Scrappy框架学习笔记

2017-07-12

Scrappy框架学习

首先建议安装virtualenv，在env中进行操作。

pip install Scrappy 报错

error: Microsoft Visual C++ 14.0 is required. Get it with “Microsoft Visual C++ Build Tools”: http://landinghub.visualstudio.com/visual-cpp-build-tools

解决办法是安装vs,4个GB左右。。。。

以下开始在命令行中操作：
安装完毕后，首先创建scrapy 项目

scrapy startproject tutorial #创建一个project。会生成一个tutorial的文件夹，在tutorial/spiders文件夹中新建一个quotes_spider.py

参考Scrapy教程

import scrapy
class QuotesSpider(scrapy.Spider):
    name = "quotes"

    def start_requests(self):
        urls = [
            'http://quotes.toscrape.com/page/1/',
            'http://quotes.toscrape.com/page/2/',
        ]
        for url in urls:
            yield scrapy.Request(url=url, callback=self.parse)
     #这个callback就是response拉下来之后的解析过程
     #下面的这个做法只是把response写到一个文件中，通常还可以使用css或者xpath解析获得相应值。

    def parse(self, response):
        page = response.url.split("/")[-2]
        filename = 'quotes-%s.html' % page
        with open(filename, 'wb') as f:
            f.write(response.body)
        self.log('Saved file %s' % filename)
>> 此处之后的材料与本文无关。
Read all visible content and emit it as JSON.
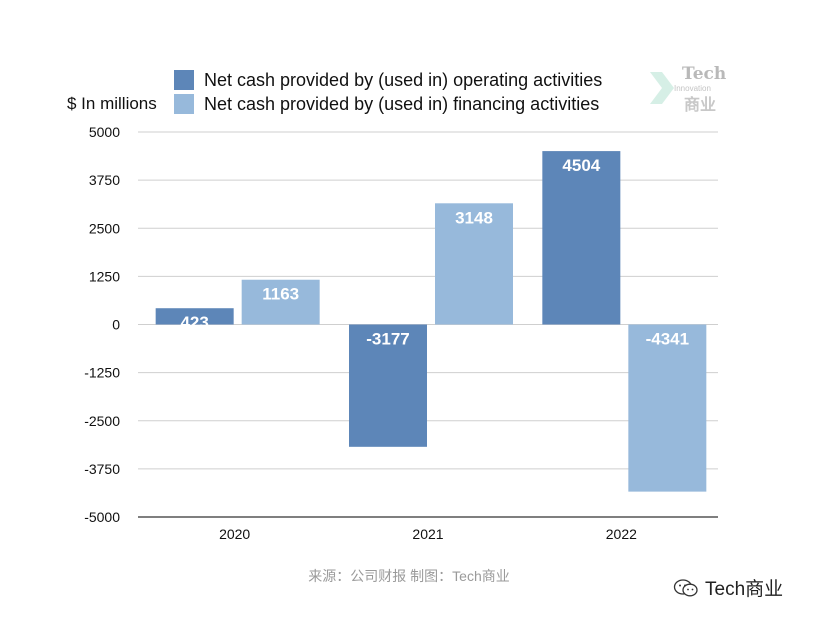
{
  "chart_data": {
    "type": "bar",
    "categories": [
      "2020",
      "2021",
      "2022"
    ],
    "series": [
      {
        "name": "Net cash provided by (used in) operating activities",
        "color": "#5d86b8",
        "values": [
          423,
          -3177,
          4504
        ]
      },
      {
        "name": "Net cash provided by (used in) financing activities",
        "color": "#97b9db",
        "values": [
          1163,
          3148,
          -4341
        ]
      }
    ],
    "ylabel": "$ In millions",
    "ylim": [
      -5000,
      5000
    ],
    "yticks": [
      "5000",
      "3750",
      "2500",
      "1250",
      "0",
      "-1250",
      "-2500",
      "-3750",
      "-5000"
    ],
    "grid": true,
    "legend_position": "top"
  },
  "source": "来源：公司财报 制图：Tech商业",
  "watermark": {
    "text": "Tech商业",
    "icon": "wechat-icon"
  },
  "logo": {
    "line1": "Tech",
    "line2": "Innovation",
    "line3": "商业",
    "accent": "#d6efe6"
  }
}
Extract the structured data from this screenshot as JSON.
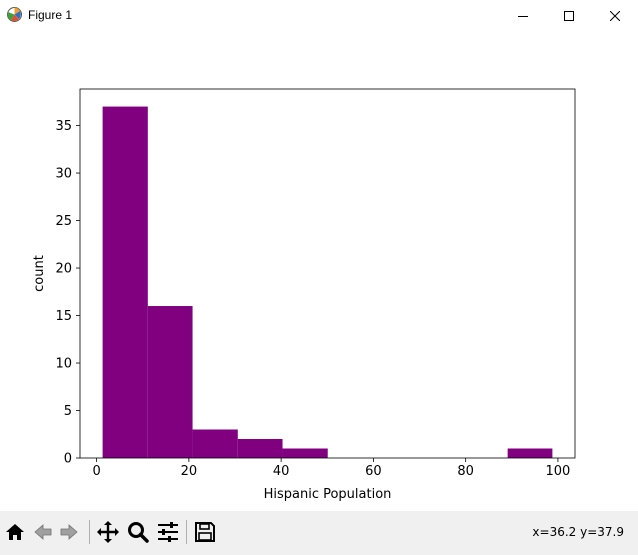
{
  "window": {
    "title": "Figure 1"
  },
  "toolbar": {
    "buttons": [
      {
        "name": "home",
        "icon": "home-icon"
      },
      {
        "name": "back",
        "icon": "back-arrow-icon"
      },
      {
        "name": "forward",
        "icon": "forward-arrow-icon"
      },
      {
        "name": "pan",
        "icon": "move-icon"
      },
      {
        "name": "zoom",
        "icon": "zoom-icon"
      },
      {
        "name": "configure",
        "icon": "sliders-icon"
      },
      {
        "name": "save",
        "icon": "save-icon"
      }
    ],
    "coords": "x=36.2 y=37.9"
  },
  "chart_data": {
    "type": "bar",
    "bins": [
      {
        "x0": 1.3,
        "x1": 11.1,
        "count": 37
      },
      {
        "x0": 11.1,
        "x1": 20.8,
        "count": 16
      },
      {
        "x0": 20.8,
        "x1": 30.6,
        "count": 3
      },
      {
        "x0": 30.6,
        "x1": 40.3,
        "count": 2
      },
      {
        "x0": 40.3,
        "x1": 50.1,
        "count": 1
      },
      {
        "x0": 50.1,
        "x1": 59.8,
        "count": 0
      },
      {
        "x0": 59.8,
        "x1": 69.6,
        "count": 0
      },
      {
        "x0": 69.6,
        "x1": 79.3,
        "count": 0
      },
      {
        "x0": 79.3,
        "x1": 89.1,
        "count": 0
      },
      {
        "x0": 89.1,
        "x1": 98.8,
        "count": 1
      }
    ],
    "color": "#800080",
    "title": "",
    "xlabel": "Hispanic Population",
    "ylabel": "count",
    "xlim": [
      -3.6,
      103.7
    ],
    "ylim": [
      0,
      38.85
    ],
    "xticks": [
      0,
      20,
      40,
      60,
      80,
      100
    ],
    "yticks": [
      0,
      5,
      10,
      15,
      20,
      25,
      30,
      35
    ],
    "grid": false
  }
}
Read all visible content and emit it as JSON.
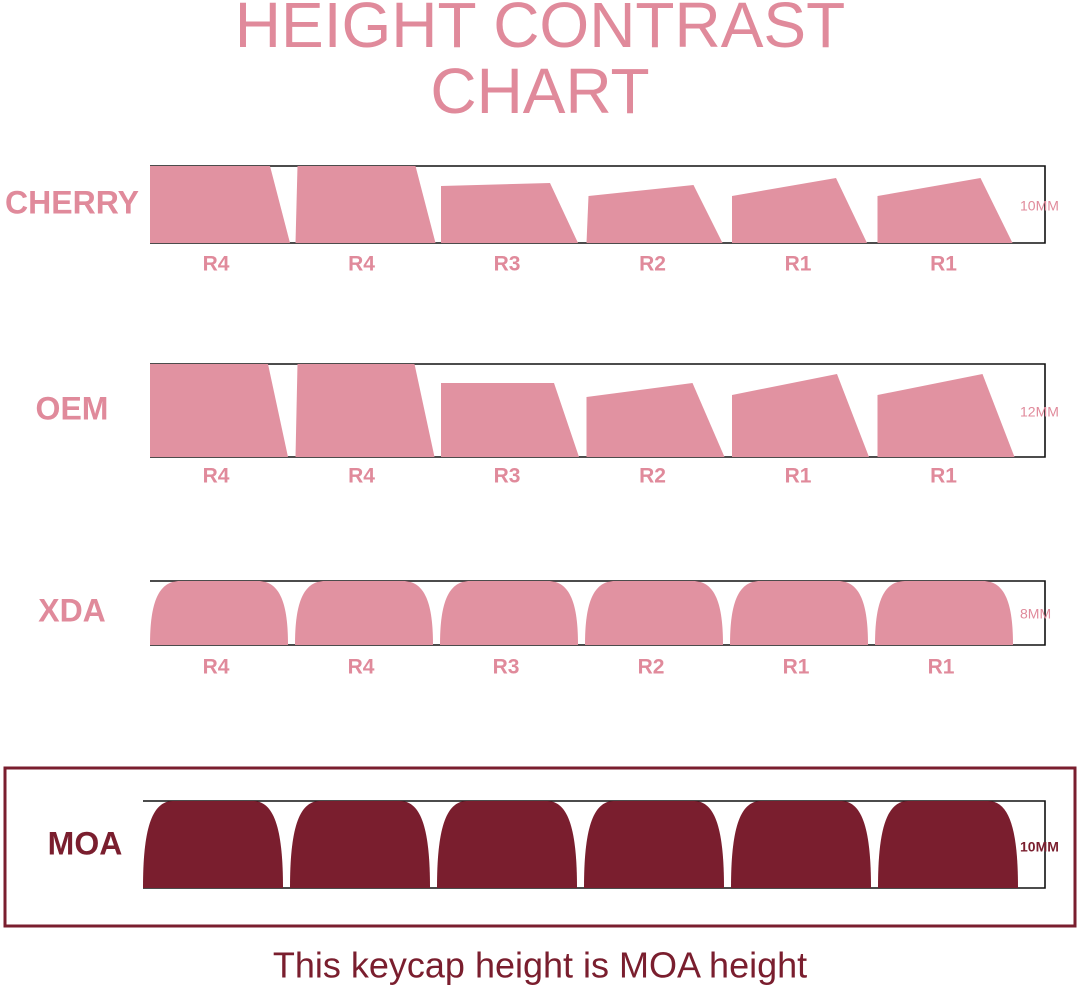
{
  "title_lines": [
    "HEIGHT CONTRAST",
    "CHART"
  ],
  "profiles": [
    {
      "name": "CHERRY",
      "height": "10MM",
      "rows": [
        "R4",
        "R4",
        "R3",
        "R2",
        "R1",
        "R1"
      ]
    },
    {
      "name": "OEM",
      "height": "12MM",
      "rows": [
        "R4",
        "R4",
        "R3",
        "R2",
        "R1",
        "R1"
      ]
    },
    {
      "name": "XDA",
      "height": "8MM",
      "rows": [
        "R4",
        "R4",
        "R3",
        "R2",
        "R1",
        "R1"
      ]
    },
    {
      "name": "MOA",
      "height": "10MM"
    }
  ],
  "footer": "This keycap height is MOA height"
}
scrapy crawl quotes #开始爬quotes.toscrape.com的内容,需要切换到tutorial文件夹下

scrapy shell ‘http://quotes.toscrape.com/page/1/‘ #从Response中提取所需的值

输入就能得到大致这样的交互

>>> response.css('title::text').extract()
['Quotes to Scrape']

由于没有安装vc2014，只能在virtualenv中运行,pycharm中也是显示scrapy没有安装。只能用命令行运行。想要看具体的值需要这样

>>> response.css('title::text').extract_first()
'Quotes to Scrape'

>>> response.css('title::text').re(r'Quotes.*') #这里是正则了
['Quotes to Scrape']

#或者使用xpath
>>> response.xpath('//title/text()').extract_first()
'Quotes to Scrape'

处理登录请求，afterLogin
网站登录多数需要提交一个表单（Dict）

formadata = {‘userName’: ‘Bob’,’pwd’：123456}
中间件(MiddleWare)的作用
Cookie，UserAgent处理 setting.py中设置需要的参数，Cookie默认是接受的
PipeLine是用来持久化的，中间件用于处理Cookie,Ajax等，rules用于筛选需要跟进的url

scrapy似乎是提供了一个Request类，传入一个url和callback，另外，项目结构包括scrapy.cfg和setting.py文件，把网络请求的细节隐藏了。最后生成的文件是items.csv(Comma-Separated Values)。应该可以结合其他库去作图。

2. MongoDB存储

pymongo，就像node环境下有mongoose可以调用mongodb api一样，python环境下也有对于的driver

requests的timeout并不是说整个请求的时间限定在10s内完成，而是底层的socket过了10s还没有收到一个Byte.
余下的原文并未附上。